Spätestens seit dem überragenden Erfolg des Actionfilms ONG-BAK, der seinen Hauptdarsteller Tony Jaa zu Star-Ruhm verholfen hatte, erfreut sich der brutale Traditionskampfsport Muay Thai wachsender Beliebtheit beim internationalen Publikum. FIREBALL springt auf diesen Zug auf und erweitert die üblichen Martial Arts Standards um eine reizvoll abstruse Komponente: er mischt brutale Thaibox-Moves mit den Regeln des Streetballs. Was nach einem unterhaltsamen Knaller klingt, erweist sich leider schon bald als schlecht geschnittenes und bestenfalls durchschnittlich gefilmtes Machwerk ohne jedes campige Potential. Ist schon die aufgesetzt sozialkritische Handlung uninteressant und tempoarm erzählt, so kann selbst die heiß erwartete Action den Karren nicht aus dem Dreck ziehen. Aufgrund der miserabel gesetzten Schnitte geht jede Übersicht verloren in den hektischen Kampfeinlagen, die zudem äußerst schablonenhaft und unspektakulär choreographiert scheinen.

Eingefleichte Kampfkunst-Fans dürfen aber getrost zugreifen, da sich das alles im akzeptablen Bereich abspielt. Sofern man sich mit der furchtbaren deutschen Synchronisation abfinden kann und keinen allzu großen Wert legt auf Charakterentwicklung oder nachvollziehbare Konflikte, dann wird man mit FIREBALL recht anständig bedient. Auch wenn man sich in Anbetracht der betont absurden Grundidee, Basketball und Thaiboxen in einem futuristisch angehauchten Sport-Hybrid zu vereinen, sicherlich dementsprechend überzogene Choreographien wünschen würde. Wer FIREBALL aber eine faire Chance geben will, der sollte die deutsche Tonspur meiden – im thailändischen Original wirkt der Film ernsthafter, runder und vor allem authentischer.
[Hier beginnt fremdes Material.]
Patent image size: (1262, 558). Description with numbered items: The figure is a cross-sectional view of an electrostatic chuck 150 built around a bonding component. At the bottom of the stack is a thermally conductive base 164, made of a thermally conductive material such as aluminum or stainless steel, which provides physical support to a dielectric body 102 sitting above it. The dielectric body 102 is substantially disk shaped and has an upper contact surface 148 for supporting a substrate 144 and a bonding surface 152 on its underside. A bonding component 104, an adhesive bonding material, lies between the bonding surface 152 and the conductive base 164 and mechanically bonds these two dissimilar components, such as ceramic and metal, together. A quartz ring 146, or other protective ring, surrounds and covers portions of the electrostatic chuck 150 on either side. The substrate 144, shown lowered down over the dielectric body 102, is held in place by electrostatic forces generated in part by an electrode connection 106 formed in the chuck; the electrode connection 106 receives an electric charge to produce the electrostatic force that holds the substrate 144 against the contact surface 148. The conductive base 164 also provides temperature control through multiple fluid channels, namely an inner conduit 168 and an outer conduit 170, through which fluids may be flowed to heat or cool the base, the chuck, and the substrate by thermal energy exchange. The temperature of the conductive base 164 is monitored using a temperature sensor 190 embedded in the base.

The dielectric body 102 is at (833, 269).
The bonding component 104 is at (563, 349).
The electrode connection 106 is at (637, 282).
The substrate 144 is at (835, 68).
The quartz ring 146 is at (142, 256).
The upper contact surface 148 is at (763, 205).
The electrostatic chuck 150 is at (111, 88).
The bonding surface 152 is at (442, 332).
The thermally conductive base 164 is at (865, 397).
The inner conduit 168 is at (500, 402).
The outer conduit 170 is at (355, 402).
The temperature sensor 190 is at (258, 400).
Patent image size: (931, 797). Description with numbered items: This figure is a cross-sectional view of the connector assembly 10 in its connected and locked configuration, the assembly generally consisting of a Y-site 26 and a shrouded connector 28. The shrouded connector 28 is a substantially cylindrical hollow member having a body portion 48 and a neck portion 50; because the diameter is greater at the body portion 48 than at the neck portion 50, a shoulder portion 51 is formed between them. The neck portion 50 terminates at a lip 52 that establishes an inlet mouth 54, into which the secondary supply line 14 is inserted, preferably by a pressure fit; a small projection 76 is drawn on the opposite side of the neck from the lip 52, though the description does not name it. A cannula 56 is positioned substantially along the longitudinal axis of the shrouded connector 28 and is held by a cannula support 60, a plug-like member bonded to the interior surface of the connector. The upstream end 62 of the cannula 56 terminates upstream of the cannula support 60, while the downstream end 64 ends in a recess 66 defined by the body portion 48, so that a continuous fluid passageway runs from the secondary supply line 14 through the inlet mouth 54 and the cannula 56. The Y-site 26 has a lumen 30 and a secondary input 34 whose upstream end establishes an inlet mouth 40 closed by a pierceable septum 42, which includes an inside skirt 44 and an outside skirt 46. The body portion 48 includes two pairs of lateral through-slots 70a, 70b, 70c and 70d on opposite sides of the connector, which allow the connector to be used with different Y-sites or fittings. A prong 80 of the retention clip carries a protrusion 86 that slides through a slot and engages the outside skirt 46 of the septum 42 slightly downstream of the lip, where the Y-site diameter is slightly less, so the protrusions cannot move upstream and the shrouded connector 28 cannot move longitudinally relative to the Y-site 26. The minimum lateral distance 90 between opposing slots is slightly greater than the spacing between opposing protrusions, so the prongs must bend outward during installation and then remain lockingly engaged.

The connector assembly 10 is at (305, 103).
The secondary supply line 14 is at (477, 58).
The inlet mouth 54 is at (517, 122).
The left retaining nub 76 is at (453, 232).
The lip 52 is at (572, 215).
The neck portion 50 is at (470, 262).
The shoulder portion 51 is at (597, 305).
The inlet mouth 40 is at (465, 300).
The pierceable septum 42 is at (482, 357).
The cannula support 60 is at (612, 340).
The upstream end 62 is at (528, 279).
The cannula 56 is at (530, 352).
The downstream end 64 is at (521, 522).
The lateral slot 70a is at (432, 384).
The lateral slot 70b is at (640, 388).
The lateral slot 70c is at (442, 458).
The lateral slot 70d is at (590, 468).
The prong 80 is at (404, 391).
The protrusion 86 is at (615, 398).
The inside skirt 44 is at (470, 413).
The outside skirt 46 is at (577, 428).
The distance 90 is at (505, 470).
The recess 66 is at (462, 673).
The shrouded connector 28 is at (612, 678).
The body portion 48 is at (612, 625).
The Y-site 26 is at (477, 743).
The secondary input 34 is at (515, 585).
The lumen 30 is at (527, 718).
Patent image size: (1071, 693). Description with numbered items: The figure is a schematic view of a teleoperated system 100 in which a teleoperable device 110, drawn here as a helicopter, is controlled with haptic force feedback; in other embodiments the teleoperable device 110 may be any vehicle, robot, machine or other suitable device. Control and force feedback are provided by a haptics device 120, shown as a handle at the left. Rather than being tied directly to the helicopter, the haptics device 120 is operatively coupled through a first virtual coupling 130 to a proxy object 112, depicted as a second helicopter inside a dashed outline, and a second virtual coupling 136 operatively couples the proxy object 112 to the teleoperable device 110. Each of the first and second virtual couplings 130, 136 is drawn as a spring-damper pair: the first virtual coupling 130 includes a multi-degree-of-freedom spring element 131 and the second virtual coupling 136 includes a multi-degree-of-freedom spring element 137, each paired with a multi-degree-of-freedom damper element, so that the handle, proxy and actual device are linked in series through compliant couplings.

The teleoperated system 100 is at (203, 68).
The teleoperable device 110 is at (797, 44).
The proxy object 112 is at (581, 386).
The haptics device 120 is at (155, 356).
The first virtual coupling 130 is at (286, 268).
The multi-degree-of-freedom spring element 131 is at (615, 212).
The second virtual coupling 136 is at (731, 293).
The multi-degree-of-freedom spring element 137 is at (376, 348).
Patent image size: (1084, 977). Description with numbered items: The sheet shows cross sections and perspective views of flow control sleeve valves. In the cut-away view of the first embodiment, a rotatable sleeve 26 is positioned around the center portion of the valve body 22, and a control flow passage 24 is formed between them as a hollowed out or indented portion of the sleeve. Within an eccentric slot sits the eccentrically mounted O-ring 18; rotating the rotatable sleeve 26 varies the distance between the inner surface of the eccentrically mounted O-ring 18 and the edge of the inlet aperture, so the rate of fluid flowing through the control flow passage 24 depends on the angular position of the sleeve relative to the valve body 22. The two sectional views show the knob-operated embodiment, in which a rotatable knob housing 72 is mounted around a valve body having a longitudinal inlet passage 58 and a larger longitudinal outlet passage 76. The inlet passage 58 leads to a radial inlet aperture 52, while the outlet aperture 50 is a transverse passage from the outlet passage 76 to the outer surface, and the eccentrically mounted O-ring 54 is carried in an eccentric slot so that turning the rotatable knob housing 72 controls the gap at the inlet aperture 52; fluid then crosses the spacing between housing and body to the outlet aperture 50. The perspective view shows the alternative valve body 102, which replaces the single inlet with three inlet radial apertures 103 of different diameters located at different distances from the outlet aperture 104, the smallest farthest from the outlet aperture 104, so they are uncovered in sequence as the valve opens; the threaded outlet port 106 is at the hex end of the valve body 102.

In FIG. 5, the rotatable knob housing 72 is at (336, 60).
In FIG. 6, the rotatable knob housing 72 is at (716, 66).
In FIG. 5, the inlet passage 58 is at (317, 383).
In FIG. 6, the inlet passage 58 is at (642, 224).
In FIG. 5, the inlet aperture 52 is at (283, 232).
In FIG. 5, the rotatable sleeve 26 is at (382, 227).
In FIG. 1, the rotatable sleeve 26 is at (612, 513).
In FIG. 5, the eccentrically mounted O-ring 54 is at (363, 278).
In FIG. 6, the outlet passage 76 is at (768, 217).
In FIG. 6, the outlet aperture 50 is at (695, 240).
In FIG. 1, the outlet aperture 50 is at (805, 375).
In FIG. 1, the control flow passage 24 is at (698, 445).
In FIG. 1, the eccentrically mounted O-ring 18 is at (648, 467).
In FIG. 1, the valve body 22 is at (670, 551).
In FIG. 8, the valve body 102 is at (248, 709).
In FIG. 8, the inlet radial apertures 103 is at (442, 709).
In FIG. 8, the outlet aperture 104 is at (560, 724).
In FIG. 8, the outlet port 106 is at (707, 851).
Auch wenn die Action bisweilen unbeholfen daher kommt, überzeugen die Darsteller mit physischer Präsenz, können diese aufgrund der sparsamen Choreographien wahrscheinlich nicht vollends entfalten. Genre-Fans werden die überzogenen Kloppereien sicher zusagen, was nichts an der schlicht einfallslosen Kameraführung und der spannungslosen Geschichte ändert. Trotz toller Sportler in den Hauptrollen ist FIREBALL kurz gesagt ein misslungener Actioner der unteren B-Kategorie. Was nicht zuletzt durch den Telenovela-Look hervor gerufen wird, welcher dem Spektakel jeden Anflug von Charme raubt. Die triste Farbgebung trägt dazu ebenso ihren Anteil bei wie der poppig-wummernde Techno-Score, atmosphärische Dichte entwickelt der Film bis zum einschläfernden Finale zu keiner Sekunde.

Zur DVD:
Gleich zu Anfang muss dem Hardcore-Fan von der deutschen DVD abgeraten werden, da die vorliegende Version um knapp 5 Minuten gekürzt wurde und etliche Schmankerl dem geneigten Fan vorenthalten werden. Zudem wird die ohnehin schon schwer überschaubare Action endgültig zum belanglosen Schnittgewitter, das auch den geduldigsten Zuschauer überreizt und dem Vergnügen somit alles andere als förderlich ist. Die Extras der Special Edition sind dagegen annehmbar: Neben dem Original-Trailer sind zwei TV-Spots und Outtakes enthalten.

Die insgesamt zehnminütigen Interviews mit Cast und Crew geben einen aufschlussreichen Einblick in den kreativen Prozess der Verwirklichung des Films. Schade, das es hier nicht noch mehr zu sehen und zu hören gibt, denn das Gesagte hat weitaus mehr Substanz als der fertige Film ausstrahlt. Die Deleted Scenes entpuppen sich als weitere Outtakes mit weniger als fünf Minuten Laufzeit, auch das Behind-the-Scenes-Special kommt auf die selbe Länge. Die Bildqualität ist leicht körnig und weist einige Unschärfen auf, was auch auf das ursprüngliche Filmmaterial zurück zu führen sein könnte. Während der zahlreichen Kampf-Szenen kommen die Sound-Effekte bestens zur Geltung, wogegen die Abmischung der Hintergrundmusik nicht immer ideal erscheint.